A recent brief article on this issue made me think of this article below I wrote in Fall 2011, soon after listening to the audiobook version of Michael Lewis’ “Boomerang.”
The stories and lessons learned regarding Iceland and Greece were particularly intriguing. Trust, once again, struck me as a vital intangible being forgotten in folks’ decision-making processes.
I often hear people question why banks are supposedly sitting on large amounts of liquidity and not lending out cash to borrowers. Perhaps a good starting point for evaluating that premise is considering why capital holders would lend for an endeavor in the first place.

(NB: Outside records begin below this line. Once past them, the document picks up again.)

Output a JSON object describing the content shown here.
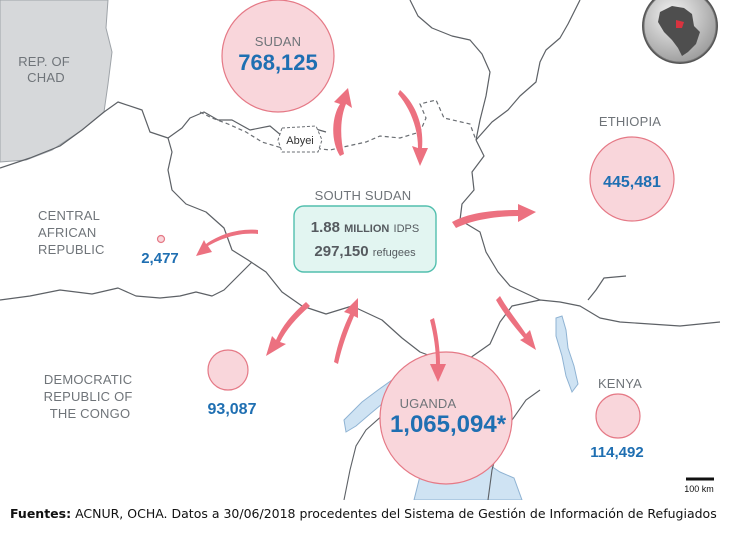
{
  "countries": {
    "chad": [
      "REP. OF",
      "CHAD"
    ],
    "car": [
      "CENTRAL",
      "AFRICAN",
      "REPUBLIC"
    ],
    "drc": [
      "DEMOCRATIC",
      "REPUBLIC OF",
      "THE CONGO"
    ],
    "sudan": "SUDAN",
    "ethiopia": "ETHIOPIA",
    "south_sudan": "SOUTH SUDAN",
    "uganda": "UGANDA",
    "kenya": "KENYA",
    "abyei": "Abyei"
  },
  "refugees": {
    "sudan": "768,125",
    "ethiopia": "445,481",
    "car": "2,477",
    "drc": "93,087",
    "uganda": "1,065,094*",
    "kenya": "114,492"
  },
  "center_box": {
    "idps_value": "1.88",
    "idps_million": "MILLION",
    "idps_unit": "IDPS",
    "refugees_value": "297,150",
    "refugees_unit": "refugees"
  },
  "scale_bar": "100 km",
  "footer": {
    "label": "Fuentes:",
    "text": " ACNUR, OCHA. Datos a 30/06/2018 procedentes del Sistema de Gestión de Información de Refugiados"
  },
  "colors": {
    "circle_fill": "#f9d6db",
    "circle_stroke": "#e57986",
    "arrow": "#ec7180",
    "value_text": "#1f6fb2",
    "box_fill": "#e2f5f1",
    "box_stroke": "#52bfae",
    "chad_fill": "#d6d8da",
    "water": "#cfe3f3"
  }
}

In order for an economic system to function, there must be a sufficient level of trust between the lender and borrower for the proposed transaction to occur. More specifically, a capital holder must trust that the capital being lent will be repaid with a sufficient rate of return in order to persuade the capital holder to follow through with a proposed transaction.
No potential borrower is inherently entitled to a loan. In fact, a poor lending decision by a capital holder makes society worse off because a failed endeavor squanders the scarce resource of capital. Folks often believe capital is unlimited, possibly due to the illusion that the ability for a central bank to print money means that capital can be magically created out of thin air.

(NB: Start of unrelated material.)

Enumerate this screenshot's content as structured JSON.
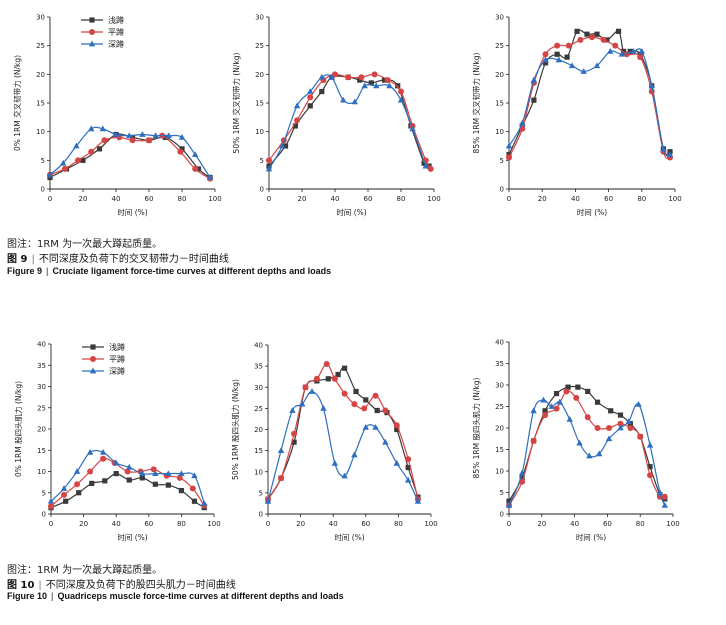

While I understand why people might fall prey to this illusion, the fact is true capital is not unlimited. Printing paper money does not inherently increase the amount of actual capital in the economic system.
Until there is a sufficient level of trust between potential lenders and borrowers, there will not be an opportunity for our economic problems to be alleviated. The issue of uncertainty in the markets is often stated as the proximate cause for the lack of capital being put to work.
If we want to minimize that uncertainty to a level which would encourage an increase in the velocity of capital lending then there must be an increase in the amount of trust between potential lenders and borrowers. Is that possible?
I believe the answer is a resounding yes. How to do it, however, is the tougher question to answer. Michael Lewis does an exquisite job in his book “Boomerang,” when discussing the economic situation in Greece, of explaining that a breakdown of trust among citizens can make an economic system dysfunctional.
As one example in the book exemplifies, if citizens do not feel confident enough in their fellow citizens to say positive words about other citizens behind their back, then it is probably a good sign there is a systemic breakdown of trust.
So how does a society rebuild trust amongst its citizens? Is it the banking system’s responsibility? Is it the government’s responsibility? More likely, it is everyone’s responsibility. This discussion is not about assigning blame, it’s about proposing solutions.
The solution is for individuals to take a look in the mirror and understand what they can do to help rebuild trust. It is understandable that folks are wary of others, and I do not propose that people blindly trust others. However, individuals do have complete control over whether others can trust them and, therein, lies the answer. Be trustworthy.